Quant à l’analyse de la société, l’auteur met en évidence les rapports entre les individus, le pouvoir politique et la religion chez Tocqueville. La religion est nécessaire au citoyen comme à l’État selon Tocqueville. Pour autant, il pense que son influence politique est d’autant plus forte qu’elle s’abstient de prendre part au jeu des institutions politiques. Tocqueville affirme que, pour éviter les errances, la religion doit impérativement distinguer le domaine du dogme – qui est fixe – du domaine sociologique (celui de l’inscription de la religion dans la société de son temps).
Jean-Louis Benoît rend compte également de l’approche sociopolitique tocquevillienne sur la société de son temps : les rapports hommes-femmes, ceux des maîtres et des serviteurs, la relation entre la littérature et les mÅ“urs… Les problèmes capitaux abordés par Tocqueville dans son rapport sur l’abolition de l’esclavage sont aussi analysés, comme ceux qui sont liés à la dénonciation des théories de l’Essai sur l’inégalité des races humaines (1853) d’Arthur de Gobineau. Tocqueville dénonce avec force le « génocide » des Indiens : la « dissolution » du peuple indien ne relève pas d’un quelconque accident historique à ses yeux mais bien d’un processus politique délibérément décidé et qui doit aller jusqu’à son terme. Les pages que Tocqueville consacre à la « déportation » des Indiens dans le chapitre X de la Démocratie sont composées comme une véritable plaidoirie d’avocat.

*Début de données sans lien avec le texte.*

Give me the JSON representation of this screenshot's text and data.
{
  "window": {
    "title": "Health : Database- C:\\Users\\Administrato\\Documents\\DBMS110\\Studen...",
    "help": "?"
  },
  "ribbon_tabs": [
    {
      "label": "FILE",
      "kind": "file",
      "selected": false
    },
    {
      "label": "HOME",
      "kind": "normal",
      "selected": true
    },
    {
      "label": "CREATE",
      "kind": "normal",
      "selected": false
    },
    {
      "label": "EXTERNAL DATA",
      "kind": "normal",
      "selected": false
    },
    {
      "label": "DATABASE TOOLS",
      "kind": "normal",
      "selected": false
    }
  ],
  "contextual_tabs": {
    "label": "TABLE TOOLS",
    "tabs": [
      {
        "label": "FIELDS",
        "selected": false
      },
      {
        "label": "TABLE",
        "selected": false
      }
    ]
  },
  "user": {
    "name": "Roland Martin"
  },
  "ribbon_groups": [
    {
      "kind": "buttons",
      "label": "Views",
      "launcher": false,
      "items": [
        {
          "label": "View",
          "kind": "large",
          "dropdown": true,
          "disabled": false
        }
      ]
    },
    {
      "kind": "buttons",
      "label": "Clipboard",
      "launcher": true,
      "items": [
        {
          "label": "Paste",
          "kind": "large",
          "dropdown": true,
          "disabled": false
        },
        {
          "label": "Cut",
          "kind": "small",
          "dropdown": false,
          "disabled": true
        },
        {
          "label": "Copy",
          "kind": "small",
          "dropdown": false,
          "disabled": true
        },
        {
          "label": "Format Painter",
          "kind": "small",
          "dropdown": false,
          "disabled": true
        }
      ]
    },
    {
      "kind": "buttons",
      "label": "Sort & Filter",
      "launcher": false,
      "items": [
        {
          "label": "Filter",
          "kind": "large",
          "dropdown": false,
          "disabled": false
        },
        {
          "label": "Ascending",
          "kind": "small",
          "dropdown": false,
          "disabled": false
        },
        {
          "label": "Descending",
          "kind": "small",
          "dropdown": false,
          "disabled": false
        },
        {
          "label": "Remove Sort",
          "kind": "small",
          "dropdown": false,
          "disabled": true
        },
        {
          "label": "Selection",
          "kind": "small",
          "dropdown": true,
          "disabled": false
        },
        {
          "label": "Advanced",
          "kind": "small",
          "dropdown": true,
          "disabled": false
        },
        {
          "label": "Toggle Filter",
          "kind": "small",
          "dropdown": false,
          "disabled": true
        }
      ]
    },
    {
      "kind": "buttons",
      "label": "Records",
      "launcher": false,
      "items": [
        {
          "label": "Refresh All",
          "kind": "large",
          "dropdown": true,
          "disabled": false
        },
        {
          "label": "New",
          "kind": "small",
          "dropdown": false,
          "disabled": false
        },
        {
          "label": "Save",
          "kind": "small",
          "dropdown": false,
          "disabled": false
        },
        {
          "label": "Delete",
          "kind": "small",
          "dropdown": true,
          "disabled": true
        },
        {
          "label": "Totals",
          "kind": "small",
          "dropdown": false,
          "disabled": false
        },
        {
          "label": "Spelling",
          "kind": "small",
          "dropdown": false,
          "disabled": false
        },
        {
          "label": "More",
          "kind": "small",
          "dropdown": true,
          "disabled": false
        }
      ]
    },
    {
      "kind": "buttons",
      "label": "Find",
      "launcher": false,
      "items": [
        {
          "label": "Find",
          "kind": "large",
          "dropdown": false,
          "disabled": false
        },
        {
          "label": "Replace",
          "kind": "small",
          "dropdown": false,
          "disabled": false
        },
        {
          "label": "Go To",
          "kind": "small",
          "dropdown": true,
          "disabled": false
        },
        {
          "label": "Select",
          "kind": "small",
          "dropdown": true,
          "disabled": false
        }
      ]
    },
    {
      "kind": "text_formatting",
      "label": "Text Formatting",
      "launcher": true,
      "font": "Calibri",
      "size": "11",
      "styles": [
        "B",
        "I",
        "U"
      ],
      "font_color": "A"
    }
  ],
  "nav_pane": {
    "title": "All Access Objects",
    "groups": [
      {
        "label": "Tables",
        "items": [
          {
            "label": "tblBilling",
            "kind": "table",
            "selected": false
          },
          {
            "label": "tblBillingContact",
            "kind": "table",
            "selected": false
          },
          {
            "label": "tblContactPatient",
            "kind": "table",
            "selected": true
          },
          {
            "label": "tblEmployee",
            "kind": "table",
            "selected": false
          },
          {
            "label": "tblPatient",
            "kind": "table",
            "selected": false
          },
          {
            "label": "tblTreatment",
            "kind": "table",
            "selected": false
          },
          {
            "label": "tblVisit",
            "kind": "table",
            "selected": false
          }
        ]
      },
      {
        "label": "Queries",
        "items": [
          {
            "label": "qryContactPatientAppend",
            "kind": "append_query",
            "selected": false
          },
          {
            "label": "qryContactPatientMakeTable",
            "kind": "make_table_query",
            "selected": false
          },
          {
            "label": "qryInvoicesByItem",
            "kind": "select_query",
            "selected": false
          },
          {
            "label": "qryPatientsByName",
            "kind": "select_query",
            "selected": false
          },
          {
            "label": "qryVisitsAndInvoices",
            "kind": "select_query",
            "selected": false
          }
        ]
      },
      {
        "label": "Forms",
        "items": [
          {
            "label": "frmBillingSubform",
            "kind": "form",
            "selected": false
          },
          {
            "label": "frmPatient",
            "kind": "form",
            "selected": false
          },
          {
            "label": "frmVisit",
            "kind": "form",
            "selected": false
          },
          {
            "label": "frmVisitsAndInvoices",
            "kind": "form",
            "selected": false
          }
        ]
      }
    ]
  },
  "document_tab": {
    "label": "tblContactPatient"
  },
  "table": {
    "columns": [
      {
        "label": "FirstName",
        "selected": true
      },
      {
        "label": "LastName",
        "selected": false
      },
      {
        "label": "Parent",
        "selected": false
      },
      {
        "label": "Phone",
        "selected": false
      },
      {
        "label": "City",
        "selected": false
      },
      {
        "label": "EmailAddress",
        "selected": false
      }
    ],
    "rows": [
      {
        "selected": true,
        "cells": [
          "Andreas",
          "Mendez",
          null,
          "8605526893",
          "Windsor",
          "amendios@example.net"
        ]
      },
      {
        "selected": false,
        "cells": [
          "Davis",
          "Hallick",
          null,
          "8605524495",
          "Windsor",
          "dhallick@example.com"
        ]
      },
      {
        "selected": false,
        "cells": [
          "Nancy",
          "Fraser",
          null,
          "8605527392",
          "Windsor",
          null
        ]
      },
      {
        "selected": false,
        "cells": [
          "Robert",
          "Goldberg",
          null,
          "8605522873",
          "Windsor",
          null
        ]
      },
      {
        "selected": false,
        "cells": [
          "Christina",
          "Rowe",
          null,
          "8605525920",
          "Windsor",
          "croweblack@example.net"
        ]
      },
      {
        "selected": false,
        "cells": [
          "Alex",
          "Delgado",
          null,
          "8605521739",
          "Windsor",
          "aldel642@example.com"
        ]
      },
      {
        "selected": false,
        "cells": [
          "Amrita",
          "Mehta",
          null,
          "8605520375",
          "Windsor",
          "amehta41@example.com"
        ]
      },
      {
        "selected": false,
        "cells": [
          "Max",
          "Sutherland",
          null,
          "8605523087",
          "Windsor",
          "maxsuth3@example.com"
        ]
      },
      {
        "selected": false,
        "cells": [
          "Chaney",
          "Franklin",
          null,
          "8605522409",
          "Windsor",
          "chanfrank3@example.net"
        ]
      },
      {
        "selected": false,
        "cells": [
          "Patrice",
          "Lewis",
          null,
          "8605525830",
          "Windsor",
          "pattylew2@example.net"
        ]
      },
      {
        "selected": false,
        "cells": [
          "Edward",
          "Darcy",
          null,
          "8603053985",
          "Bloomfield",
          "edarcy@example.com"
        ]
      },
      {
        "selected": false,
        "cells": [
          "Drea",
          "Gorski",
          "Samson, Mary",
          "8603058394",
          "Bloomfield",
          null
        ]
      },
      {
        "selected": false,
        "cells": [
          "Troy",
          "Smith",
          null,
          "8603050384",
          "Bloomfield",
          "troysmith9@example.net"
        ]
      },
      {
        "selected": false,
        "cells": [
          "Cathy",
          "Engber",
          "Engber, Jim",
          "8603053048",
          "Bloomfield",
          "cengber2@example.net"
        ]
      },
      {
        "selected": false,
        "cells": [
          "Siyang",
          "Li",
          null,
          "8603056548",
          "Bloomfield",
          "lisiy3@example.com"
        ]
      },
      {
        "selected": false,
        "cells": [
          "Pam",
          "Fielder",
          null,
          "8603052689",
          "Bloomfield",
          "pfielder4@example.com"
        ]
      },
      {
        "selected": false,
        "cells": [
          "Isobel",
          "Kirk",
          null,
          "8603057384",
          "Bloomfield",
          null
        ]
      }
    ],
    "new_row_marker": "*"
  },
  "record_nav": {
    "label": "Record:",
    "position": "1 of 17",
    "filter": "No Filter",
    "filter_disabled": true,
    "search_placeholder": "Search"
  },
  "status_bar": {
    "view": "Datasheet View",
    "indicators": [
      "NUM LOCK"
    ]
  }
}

Ce Dictionnaire Tocqueville revient aussi sur la vision de Tocqueville sur la colonisation algérienne. L’auteur démontre que la présentation d’une seule pièce de « la position de Tocqueville sur l’Algérie » est un non-sens absolu puisque, de 1830 à 1847, cette position ne cesse d’évoluer en fonction de la situation politique. Initialement partisan de l’établissement de deux implantations militaires fortes sur la côte, il finit par condamner vigoureusement les exactions d’une armée qui n’est pas faite pour l’occupation d’une terre et les errances d’une administration tout aussi incapable d’organiser et de gérer la colonisation. En 1847, Tocqueville considère que la cohabitation durable entre les deux populations n’est guère envisageable. La politique de la France à l’égard des Algériens doit être profondément réformée, faute de quoi l’aventure se terminera dans un bain de sang et « l’un des deux peuples devrait mourir. »
Enfin, Jean-Louis Benoît procure au lecteur des analyses précises et profondes sur les éléments cardinaux de la problématique tocquevillienne : l’intérêt bien entendu, l’individualisme démocratique, ou encore la dialectique classe/caste.
Ce Dictionnaire Tocqueville nous donne, d’une façon vivante et très agréable à lire, des clés qui permettent d’entrer dans la pensée de l’analyste politique majeur de la démocratie moderne, une pensée qui demeure d’une parfaite actualité.